I didn’t even know I was an introvert mom until about 10 years ago. As a mom, I just knew that I needed more physical space than other moms seemed to need. I needed more time alone, more time away from my baby, more time away from everyone. For the longest time, I felt like something was wrong with me. Why didn’t I want to hold my baby for hours on end? Why did the chaos and noise make me feel so jittery? 

I must not be a good mom, I thought. Maybe I’m not maternal, whatever the heck that means.

I spent a lot of time ashamed that I needed time away from my baby. I was embarrassed that I couldn’t tolerate co-sleeping with my baby or toddler. And I felt lonely, because despite the need for personal space, I also desperately craved connection. 

Once I realized there wasn’t anything wrong with me—I was just an introvert who needed more time alone and personal space to recharge—it was like a weight had been lifted. I no longer felt ashamed at what didn’t come natural to me and leaned into what did come natural to me as a parent. I relished quiet activities with my kids, like reading books and coloring together. I listened to my own needs more. And I set boundaries and taught others to respect them.

Now that my kids are older—teen and almost-teen—I have realized just how challenging it can be to be an introvert mom with young children. But it does get easier. If you’re an introvert mom who feels maxed out, who feels out of place and overwhelmed by the physical demands of parenting, you aren’t alone.

I know what it’s like to love watching your kids play, but not wanting to join in.
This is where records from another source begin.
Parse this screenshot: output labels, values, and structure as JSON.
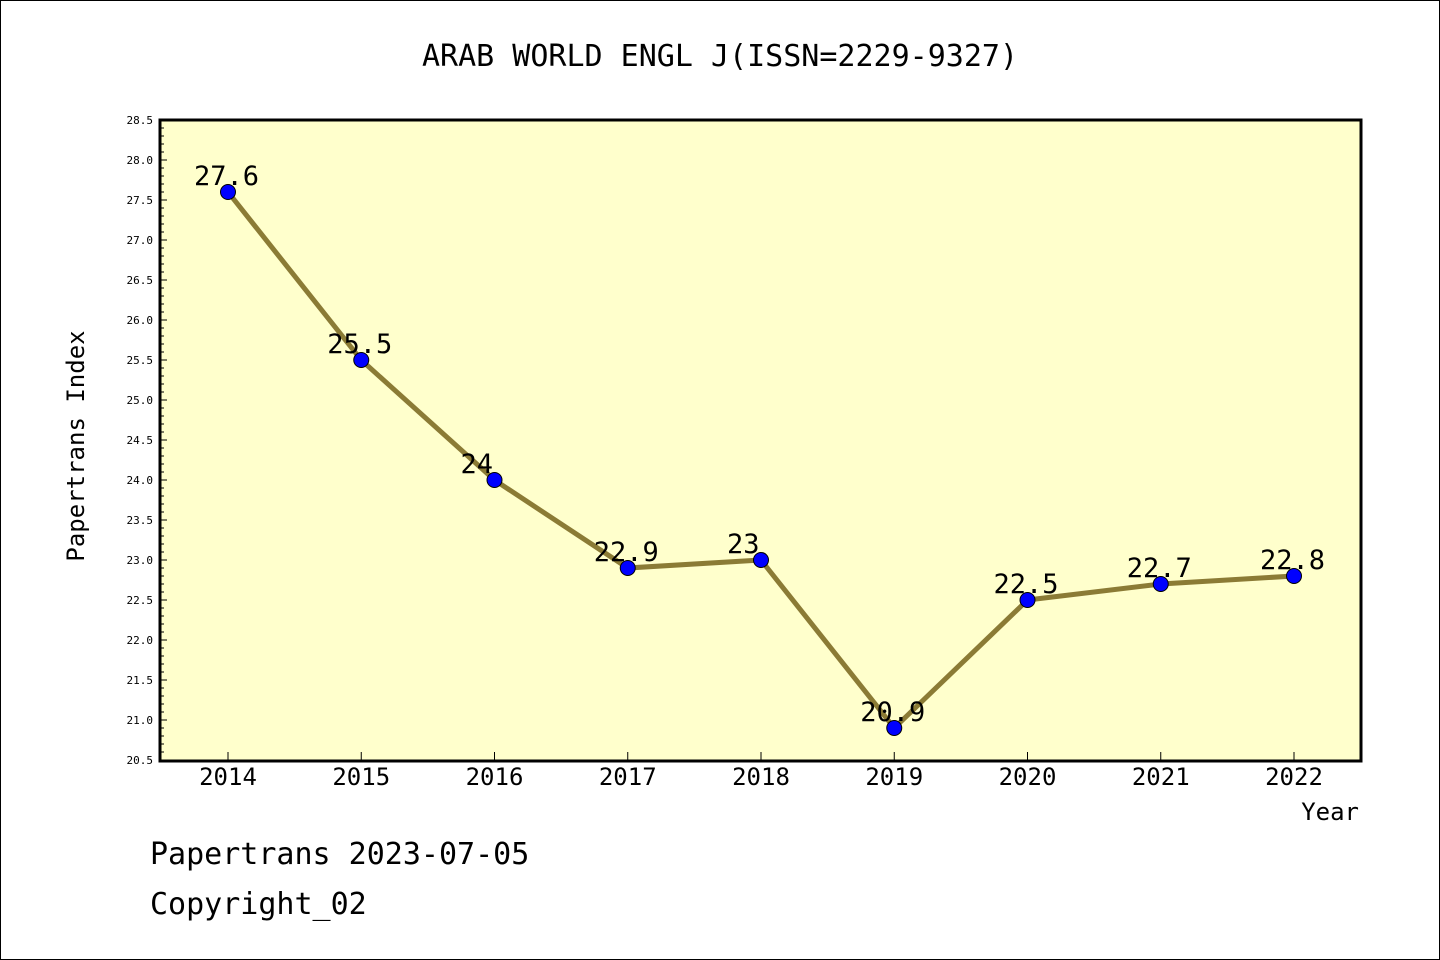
{
  "colors": {
    "plot_background": "#ffffcc",
    "line": "#8b7b35",
    "marker": "#0000ff",
    "axis": "#000000"
  },
  "chart_data": {
    "type": "line",
    "title": "ARAB WORLD ENGL J(ISSN=2229-9327)",
    "xlabel": "Year",
    "ylabel": "Papertrans Index",
    "categories": [
      "2014",
      "2015",
      "2016",
      "2017",
      "2018",
      "2019",
      "2020",
      "2021",
      "2022"
    ],
    "series": [
      {
        "values": [
          27.6,
          25.5,
          24,
          22.9,
          23,
          20.9,
          22.5,
          22.7,
          22.8
        ],
        "labels": [
          "27.6",
          "25.5",
          "24",
          "22.9",
          "23",
          "20.9",
          "22.5",
          "22.7",
          "22.8"
        ]
      }
    ],
    "ylim": [
      20.5,
      28.5
    ],
    "yticks": [
      "20.5",
      "21.0",
      "21.5",
      "22.0",
      "22.5",
      "23.0",
      "23.5",
      "24.0",
      "24.5",
      "25.0",
      "25.5",
      "26.0",
      "26.5",
      "27.0",
      "27.5",
      "28.0",
      "28.5"
    ],
    "grid": false,
    "legend": "none"
  },
  "footer": {
    "line1": "Papertrans 2023-07-05",
    "line2": "Copyright_02"
  }
}
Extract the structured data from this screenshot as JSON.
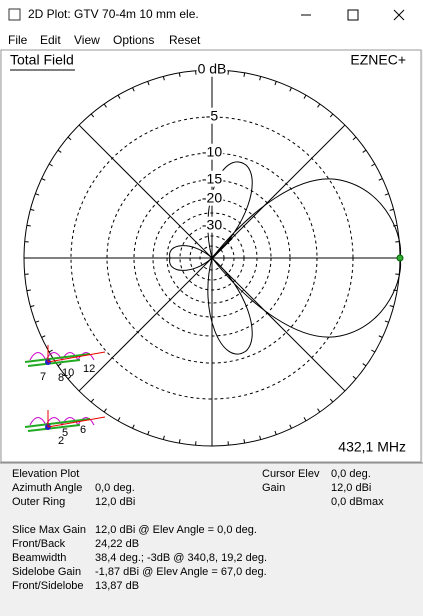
{
  "window": {
    "title": "2D Plot: GTV 70-4m 10 mm ele."
  },
  "menu": [
    "File",
    "Edit",
    "View",
    "Options",
    "Reset"
  ],
  "plot": {
    "field": "Total Field",
    "brand": "EZNEC+",
    "ring_labels": [
      "0 dB",
      "-5",
      "-10",
      "-15",
      "-20",
      "-30"
    ],
    "frequency": "432,1 MHz",
    "antenna_labels": [
      "7",
      "8",
      "10",
      "12",
      "2",
      "5",
      "6"
    ]
  },
  "info": {
    "plot_type": "Elevation Plot",
    "left": [
      [
        "Azimuth Angle",
        "0,0 deg."
      ],
      [
        "Outer Ring",
        "12,0 dBi"
      ]
    ],
    "right": [
      [
        "Cursor Elev",
        "0,0 deg."
      ],
      [
        "Gain",
        "12,0 dBi"
      ]
    ],
    "gain_max": "0,0 dBmax",
    "stats": [
      [
        "Slice Max Gain",
        "12,0 dBi @ Elev Angle = 0,0 deg."
      ],
      [
        "Front/Back",
        "24,22 dB"
      ],
      [
        "Beamwidth",
        "38,4 deg.; -3dB @ 340,8, 19,2 deg."
      ],
      [
        "Sidelobe Gain",
        "-1,87 dBi @ Elev Angle = 67,0 deg."
      ],
      [
        "Front/Sidelobe",
        "13,87 dB"
      ]
    ]
  }
}
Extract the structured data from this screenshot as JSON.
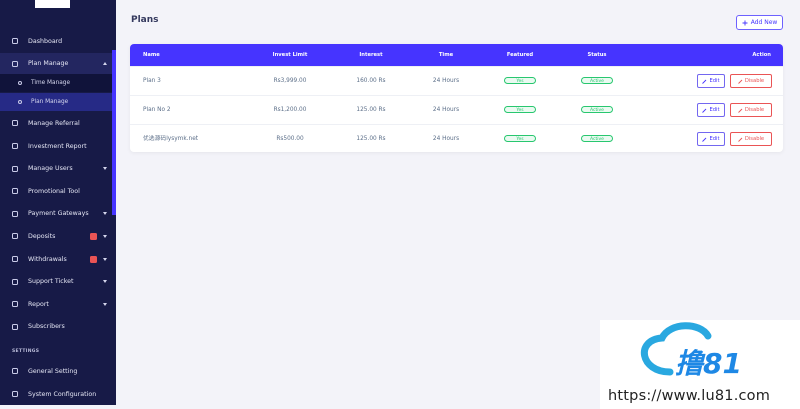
{
  "sidebar": {
    "menu": [
      {
        "label": "Dashboard"
      },
      {
        "label": "Plan Manage",
        "active": true,
        "caret": "up",
        "children": [
          {
            "label": "Time Manage"
          },
          {
            "label": "Plan Manage",
            "active": true
          }
        ]
      },
      {
        "label": "Manage Referral"
      },
      {
        "label": "Investment Report"
      },
      {
        "label": "Manage Users",
        "caret": "down"
      },
      {
        "label": "Promotional Tool"
      },
      {
        "label": "Payment Gateways",
        "caret": "down"
      },
      {
        "label": "Deposits",
        "caret": "down",
        "badge": true
      },
      {
        "label": "Withdrawals",
        "caret": "down",
        "badge": true
      },
      {
        "label": "Support Ticket",
        "caret": "down"
      },
      {
        "label": "Report",
        "caret": "down"
      },
      {
        "label": "Subscribers"
      }
    ],
    "section_label": "SETTINGS",
    "settings": [
      {
        "label": "General Setting"
      },
      {
        "label": "System Configuration"
      }
    ]
  },
  "header": {
    "title": "Plans",
    "button": "Add New"
  },
  "table": {
    "columns": [
      "Name",
      "Invest Limit",
      "Interest",
      "Time",
      "Featured",
      "Status",
      "Action"
    ],
    "rows": [
      {
        "cells": [
          "Plan 3",
          "Rs3,999.00",
          "160.00 Rs",
          "24 Hours",
          "Yes",
          "Active"
        ],
        "actions": [
          "Edit",
          "Disable"
        ]
      },
      {
        "cells": [
          "Plan No 2",
          "Rs1,200.00",
          "125.00 Rs",
          "24 Hours",
          "Yes",
          "Active"
        ],
        "actions": [
          "Edit",
          "Disable"
        ]
      },
      {
        "cells": [
          "优选源码lysymk.net",
          "Rs500.00",
          "125.00 Rs",
          "24 Hours",
          "Yes",
          "Active"
        ],
        "actions": [
          "Edit",
          "Disable"
        ]
      }
    ]
  },
  "watermark": {
    "logo": "撸81",
    "url": "https://www.lu81.com"
  }
}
You love watching their gleeful squeals when they play “tickle monster” or wrestle, but you observe from a distance because engaging would be sensory overload.

I know what it’s like to feel lonely and left out sometimes. You want to be invited to moms’ nights out and other social gatherings, but you often decline because you need quiet time at home more.

I know what it’s like to enjoy playdates and social outings until that moment when a switch is flipped and you just can’t socialize another minute, when you need to go home, stat

I know what it’s like to feel burned out and touched out, to struggle to find the emotional energy to parent your child, especially when you have an energetic, extrovert child.

I know what it’s like to have the chaos and unpredictability of parenting make you feel anxious and angry—followed immediately by guilt for feeling this way.

I know what it’s like to love our kids with all your heart and soul, and to also need a break from them, to look forward to a time when they need you just a little less.

I know what it’s like to want friends—true friends—but to feel strange and awkward because small talk is exhausting and you turn into the proverbial pumpkin after too much time in social gatherings. 

I know what it’s like to hang on to nap time (and later “quiet time”), not because your kids need the nap but because you need an hour or two break from the constant noice and activity. 

I know what it’s like to be unable to carry on a conversation by the end of the day because even the sound of your own voice makes you cringe.

I know what it’s like to love your kids with all your heart and soul, and to also need a break from them, to look forward to a time when they need you just a little less.

I know what it’s like to worry that you are somehow lacking as a mom because you feel these things. And I also know the deep sense of relief you feel when you realize that there’s nothing wrong with you at all. You are an introvert, as simple and complicated as that.

The struggle of the introvert mom is real—especially when raising young kids—but you aren’t alone. 

A version of this article was published in August 2022. It has been updated.